Au niveau européen, un autre label valorise les bonnes pratiques sociales, environnementales et économiques. Mais quid pour empêcher la concurrence de fleurs à bas coûts poussées à l’autre bout du monde ? Pour assurer leur innocuité, même si on ne mange pas nos fleurs ?

Rien. En 2022, un sénateur (PS), Jean-Noël Guérini, écrit au ministère de l’Agriculture. « À l’arrivée des roses en France, aucun contrôle sur la teneur en pesticides n’est effectué, car il n’existe pas de réglementation sur les limites de taux résiduels, dans la mesure où nous ne mangeons pas les fleurs. Pourtant, après analyse, ces fleurs importées peuvent comporter jusqu’à 40 substances différentes dans un seul bouquet, certaines en quantité non négligeable (plus d’un milligramme par kilo), bien qu’elles ne soient pas autorisées dans l’Union européenne. »

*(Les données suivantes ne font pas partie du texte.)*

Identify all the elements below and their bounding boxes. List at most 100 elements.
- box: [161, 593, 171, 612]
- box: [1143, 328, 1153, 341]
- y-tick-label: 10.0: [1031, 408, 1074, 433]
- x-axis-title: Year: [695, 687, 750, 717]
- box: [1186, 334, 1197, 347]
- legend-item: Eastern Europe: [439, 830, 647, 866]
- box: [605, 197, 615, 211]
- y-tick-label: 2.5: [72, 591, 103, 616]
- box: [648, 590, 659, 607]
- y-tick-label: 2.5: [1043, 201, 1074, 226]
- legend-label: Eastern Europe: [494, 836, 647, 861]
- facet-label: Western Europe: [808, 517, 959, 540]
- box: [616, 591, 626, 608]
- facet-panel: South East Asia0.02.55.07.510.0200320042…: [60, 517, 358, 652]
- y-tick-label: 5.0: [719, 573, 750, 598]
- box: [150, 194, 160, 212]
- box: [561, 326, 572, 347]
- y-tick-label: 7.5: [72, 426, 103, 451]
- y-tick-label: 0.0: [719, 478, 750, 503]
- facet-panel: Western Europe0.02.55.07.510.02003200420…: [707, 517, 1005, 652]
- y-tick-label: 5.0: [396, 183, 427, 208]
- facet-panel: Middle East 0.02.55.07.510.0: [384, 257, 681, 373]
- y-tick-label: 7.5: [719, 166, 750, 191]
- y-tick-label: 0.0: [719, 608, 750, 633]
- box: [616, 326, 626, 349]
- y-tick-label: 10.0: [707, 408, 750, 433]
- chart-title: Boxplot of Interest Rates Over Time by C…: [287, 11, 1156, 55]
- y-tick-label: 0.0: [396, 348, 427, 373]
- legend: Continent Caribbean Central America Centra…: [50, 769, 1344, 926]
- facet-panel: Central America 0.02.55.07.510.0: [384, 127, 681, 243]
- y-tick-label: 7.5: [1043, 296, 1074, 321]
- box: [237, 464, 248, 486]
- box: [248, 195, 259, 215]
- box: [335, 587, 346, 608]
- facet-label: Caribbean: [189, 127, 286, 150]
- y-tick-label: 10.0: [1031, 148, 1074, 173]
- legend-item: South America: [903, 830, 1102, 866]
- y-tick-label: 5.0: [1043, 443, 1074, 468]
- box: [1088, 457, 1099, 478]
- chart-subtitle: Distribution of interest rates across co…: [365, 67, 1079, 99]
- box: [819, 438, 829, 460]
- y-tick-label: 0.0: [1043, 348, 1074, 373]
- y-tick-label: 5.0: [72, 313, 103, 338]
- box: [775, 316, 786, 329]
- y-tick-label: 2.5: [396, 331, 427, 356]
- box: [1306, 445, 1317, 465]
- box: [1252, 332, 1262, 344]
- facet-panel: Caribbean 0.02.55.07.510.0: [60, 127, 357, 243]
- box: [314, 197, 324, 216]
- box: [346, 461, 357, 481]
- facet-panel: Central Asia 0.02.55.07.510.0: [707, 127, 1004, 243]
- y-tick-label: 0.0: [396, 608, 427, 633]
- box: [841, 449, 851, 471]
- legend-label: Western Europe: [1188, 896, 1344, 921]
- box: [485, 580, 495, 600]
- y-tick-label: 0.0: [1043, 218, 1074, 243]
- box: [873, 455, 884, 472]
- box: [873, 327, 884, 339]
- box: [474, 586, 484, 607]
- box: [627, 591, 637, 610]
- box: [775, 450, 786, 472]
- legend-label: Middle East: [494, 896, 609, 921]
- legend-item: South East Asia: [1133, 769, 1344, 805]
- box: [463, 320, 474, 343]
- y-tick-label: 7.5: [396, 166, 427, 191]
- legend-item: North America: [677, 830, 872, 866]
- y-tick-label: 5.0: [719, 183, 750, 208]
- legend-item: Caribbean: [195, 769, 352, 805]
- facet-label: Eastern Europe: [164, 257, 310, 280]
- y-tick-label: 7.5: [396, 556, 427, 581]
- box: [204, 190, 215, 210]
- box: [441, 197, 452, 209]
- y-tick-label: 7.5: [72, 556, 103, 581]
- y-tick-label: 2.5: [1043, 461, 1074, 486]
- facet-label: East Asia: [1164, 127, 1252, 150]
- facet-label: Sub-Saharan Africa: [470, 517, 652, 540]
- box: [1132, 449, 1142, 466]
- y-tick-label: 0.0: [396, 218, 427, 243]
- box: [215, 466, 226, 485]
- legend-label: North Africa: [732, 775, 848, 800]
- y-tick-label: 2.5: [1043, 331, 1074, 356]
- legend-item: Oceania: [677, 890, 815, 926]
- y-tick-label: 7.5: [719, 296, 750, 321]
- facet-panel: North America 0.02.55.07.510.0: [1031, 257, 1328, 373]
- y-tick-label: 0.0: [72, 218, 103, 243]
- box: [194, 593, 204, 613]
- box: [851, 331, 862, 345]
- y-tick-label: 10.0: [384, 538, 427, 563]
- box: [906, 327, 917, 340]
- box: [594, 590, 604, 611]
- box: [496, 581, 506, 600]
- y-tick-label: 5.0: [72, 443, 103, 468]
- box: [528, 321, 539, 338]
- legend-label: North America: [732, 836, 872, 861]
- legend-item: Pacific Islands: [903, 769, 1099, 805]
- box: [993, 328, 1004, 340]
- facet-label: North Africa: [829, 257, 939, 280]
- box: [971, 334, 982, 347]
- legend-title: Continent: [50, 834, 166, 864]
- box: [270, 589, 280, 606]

La réponse du ministre, un mois plus tard, est sidérante. « L’utilisation des produits phytopharmaceutiques sur les cultures destinées à l’alimentation humaine ou animale peut entraîner la présence de résidus, susceptibles de constituer un risque pour la santé du consommateur. Cette présence est encadrée au niveau européen par l’établissement de limites maximales de résidus (LMR), qui sont les niveaux supérieurs de résidus de pesticides légalement admis dans ou sur les aliments destinés à l’alimentation humaine ou animale. [...] Depuis plusieurs années, des études montrent la présence régulière, sur des plantes ornementales non destinées à la consommation, de résidus de substances phytopharmaceutiques dont certaines ne sont pas approuvées dans l’UE, à des niveaux parfois élevés. » Et de conclure : « Cependant, ces LMR ne s’appliquent pas aux végétaux non comestibles. » En résumé : c’est mauvais pour la santé, on constate des niveaux élevés, mais c’est comme ça, aucune législation ne s’applique aux fleurs.

Nous voilà rassurés.

Mais ne soyons pas mauvaise langue : en 2017, les autorités françaises ont demandé à la Commission européenne de conduire une étude préliminaire pour encadrer les importations, et identifier les risques d’exposition aux intrants chimiques lors de la production, la commercialisation et la consommation des fleurs coupées.

À ce jour, les études n’ont toujours pas été menées… Mais c’est sans doute qu’il faut prendre son temps, respecter le rythme des saisons, avant d’arrêter de détruire la planète, et d’éviter à Anne-Sophie de fermer boutique.